Mais d’après l’Unsa, syndicat majoritaire à la CTS, ces économies ont eu de fortes conséquences sur les conditions de travail des salariés. En janvier, un article de Rue89 Strasbourg évoquait l’épuisement des conducteurs de bus et de tram.

Président de la CTS depuis 2014, Alain Fontanel, candidat LREM aux élections municipales à Strasbourg, assume ce nouveau rapport de force entre l’EMS et la CTS :

« C’est grâce à ce contrat que nous avons pu éviter de remettre en concurrence la concession. La CTS est désormais une entreprise 100% publique et nous éviterons ainsi l’arrivée d’opérateurs privés. »

Avant juin 2019, la CTS était une société d’économie mixte, avec l’EMS comme actionnaire majoritaire mais aussi des actionnaires privés tels que Transdev. Maintenant, les deux seuls actionnaires de la CTS sont l’EMS à 80% et la Région Grand-Est à 20%. Conseiller municipal de Schiltigheim et conseiller à l’Eurométropole, Antoine Splet (PCF) s’interroge :

« Pourquoi ces économies sont-elles nécessaires ? Je ne vois pas de raison valable, c’est juste une affaire de priorité budgétaire. »

Les restrictions budgétaires demandées à la CTS pèsent sur les conditions de travail des salariés d’après l’Unsa. (Photo TV / Rue89 Strasbourg / cc)

Autant d’argent, plus de réseau à couvrir

Le budget de fonctionnement de la compagnie de transports s’établit à environ 125 millions d’euros par an, dont 85 millions pour les frais de personnel. L’entretien, l’affrètement et l’énergie entrent aussi dans ces coûts. En 2018, la CTS s’est financée grâce aux abonnements, aux tickets et aux amendes à hauteur de 56 millions d’euros. L’EMS a couvert le reste des frais d’exploitation à travers une subvention d’équilibre d’un montant de 69 millions d’euros environ.

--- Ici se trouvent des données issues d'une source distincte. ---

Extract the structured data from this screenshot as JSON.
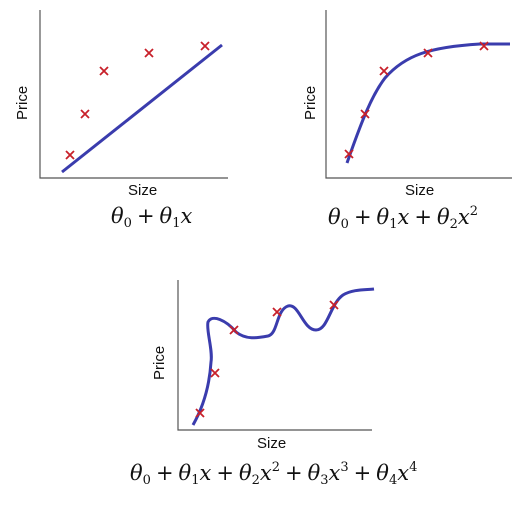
{
  "panels": [
    {
      "id": "linear",
      "xlabel": "Size",
      "ylabel": "Price"
    },
    {
      "id": "quadratic",
      "xlabel": "Size",
      "ylabel": "Price"
    },
    {
      "id": "quartic",
      "xlabel": "Size",
      "ylabel": "Price"
    }
  ],
  "marker_symbol": "x",
  "colors": {
    "curve": "#3a3cad",
    "marker": "#c8202a",
    "axis": "#555555"
  }
}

C’est cette dépense que l’EMS a décidé de diminuer de 5 millions d’euros avec le contrat de performance. L’économie à réaliser est calculée en se basant sur une offre constante. Mais comme celle-ci a augmenté (avec notamment l’ouverture de la ligne D vers Kehl), la subvention d’équilibre est finalement restée quasi-constante. Elle varie de toute façon très peu depuis 2009… alors que la taille du réseau a progressé de 6,7%, d’après les résultats financiers publiés par la CTS. Le 13 juin 2018, la CTS a annoncé à l’Eurométropole que, d’après estimation, 5,24 millions d’euros ont été économisés sur la contribution annuelle versée par la collectivité en 2019.

Les résultats de la CTS en 2018 (page 8) (document CTS)

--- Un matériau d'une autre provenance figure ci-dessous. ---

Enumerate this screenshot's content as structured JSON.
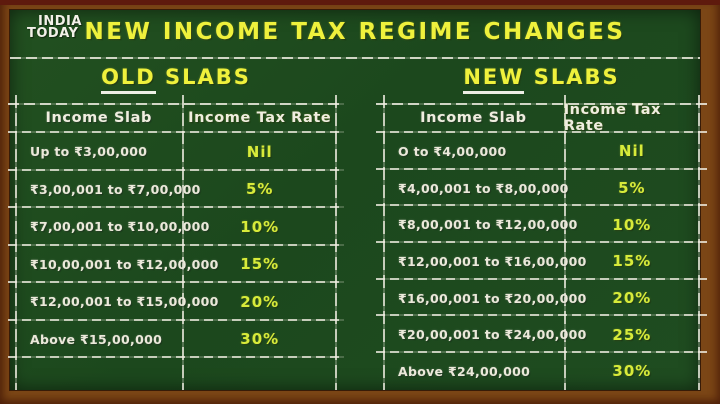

De 2017 à 2018, le nombre de déplacements réalisés a augmenté de 4,2%, alors que les frais en personnel n’ont augmenté que de 1,1%. « Pour arriver à ce résultat, la gestion du personnel est optimisée pour tirer le maximum de ce qui est possible de chaque salarié, » déplore l’Unsa, qui s’est « toujours prononcé contre » le contrat de performance :

« Les mauvaises conditions de travail à la CTS ne datent pas de cet accord, mais celui-ci ne fait qu’aggraver la situation. Il serait plutôt nécessaire que plus d’argent soit alloué aux charges de personnel, pour alléger la pression sur les conducteurs. »

« Pour le rayonnement, pas de souci, ils trouvent des millions »

L’Eurométropole a un budget de fonctionnement d’environ 1 milliard d’euros. L’agglomération ne doit pas augmenter ses dépenses de plus de 1,2%, sous peine de pénalités financières de l’État.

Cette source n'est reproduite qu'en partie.